In April 2012, the Company issued restricted common stock to the President and Chief Executive Officer, a board member and an employee. The shares were issued outside of the 2010 Plan but are subject to the terms and conditions of the 2010 Plan. The total restricted shares are 2,987,850 and the stock will vest as of January 19, 2013, so long as the holders of the Series C-12 Preferred have not elected to redeem their holdings (see Note 4). If the services of the holder are terminated during the vesting period, the shares are subject to a reacquisition right. No consideration is paid for the redemption of the shares under the reacquisition right, but the holder is required to return to the Company any cash dividends paid or payable with respect to the shares. The grant date fair value is the market value on the grant date multiplied by the number of shares granted and share-based compensation expense is recognized on a straight-line basis over the vesting period. The share-based compensation expense during the three months and nine months ended September 30, 2012 by expense category was $46,000 and $86,000 for general and administrative expenses and $12,000 and $23,000 for research and development expenses, respectively. The remaining unamortized share-based compensation expense to be recognized over the next four months is $70,000.

Restricted Stock Units

On April 10, 2012, the Company granted restricted stock units (“RSUs”) of 14,219 units to an employee and 10,360,892 units to a board member, where each RSU represents a contingent right to receive one share of the Company’s common stock. The RSUs are to vest according to a defined schedule in each agreement. Upon the designated vesting dates, the holders will receive common stock of the Company. The RSUs for the board member vest quarterly beginning on April 20, 2012 and ending on January 20, 2013. Twenty-five percent of the RSUs for the employee vest on January 19, 2013 with the remainder vesting monthly thereafter for 36 months.

On August 17, 2012, the Company granted RSUs of 2,700,000 units to two consultants of the Company, where each RSU represents a contingent right to receive one share of the Company’s common stock. The RSUs are to vest according to a defined schedule in each agreement. Upon the designated vesting dates, the holders will receive common stock of the Company.
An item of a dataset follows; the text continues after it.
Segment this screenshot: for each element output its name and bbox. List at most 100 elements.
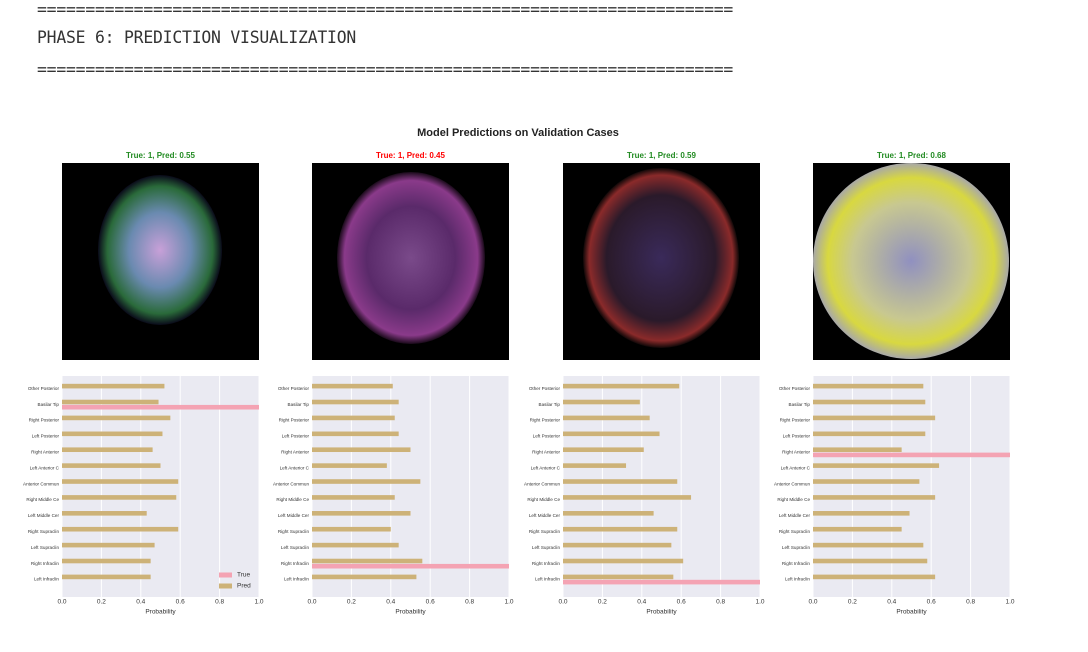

The RSUs for one consultant vest monthly beginning on August 20, 2012 and ending on January 20, 2012. Forty-five and one half percent (45.5%) of the RSUs for the second consultant vest on August 20, 2012 and the remainder vest monthly after that date until January 20, 2013.

Stock-based compensation cost of RSUs is measured by the market value of the Company’s common stock on the date of grant. The grant date value of awards granted is amortized on a straight-line basis over the requisite service periods of the awards, which are the vesting periods. The weighted average grant date value was $0.06 per RSU for the April 10, 2012 grants and $0.069 per RSU for the August 17, 2012 grants. The share-based compensation expense during the three months and nine months ended September 30, 2012 by expense category is

$159,000 and $439,000 for general and administrative expenses and $55 and $151 for research and development expenses, respectively. The remaining unamortized share-based compensation expense to be recognized over the next four months is $184,000 for the board member RSUs, $702 to be recognized over the remaining service period for the employee RSUs, and $81,000 to be recognized over the remaining service period for the consultant RSUs.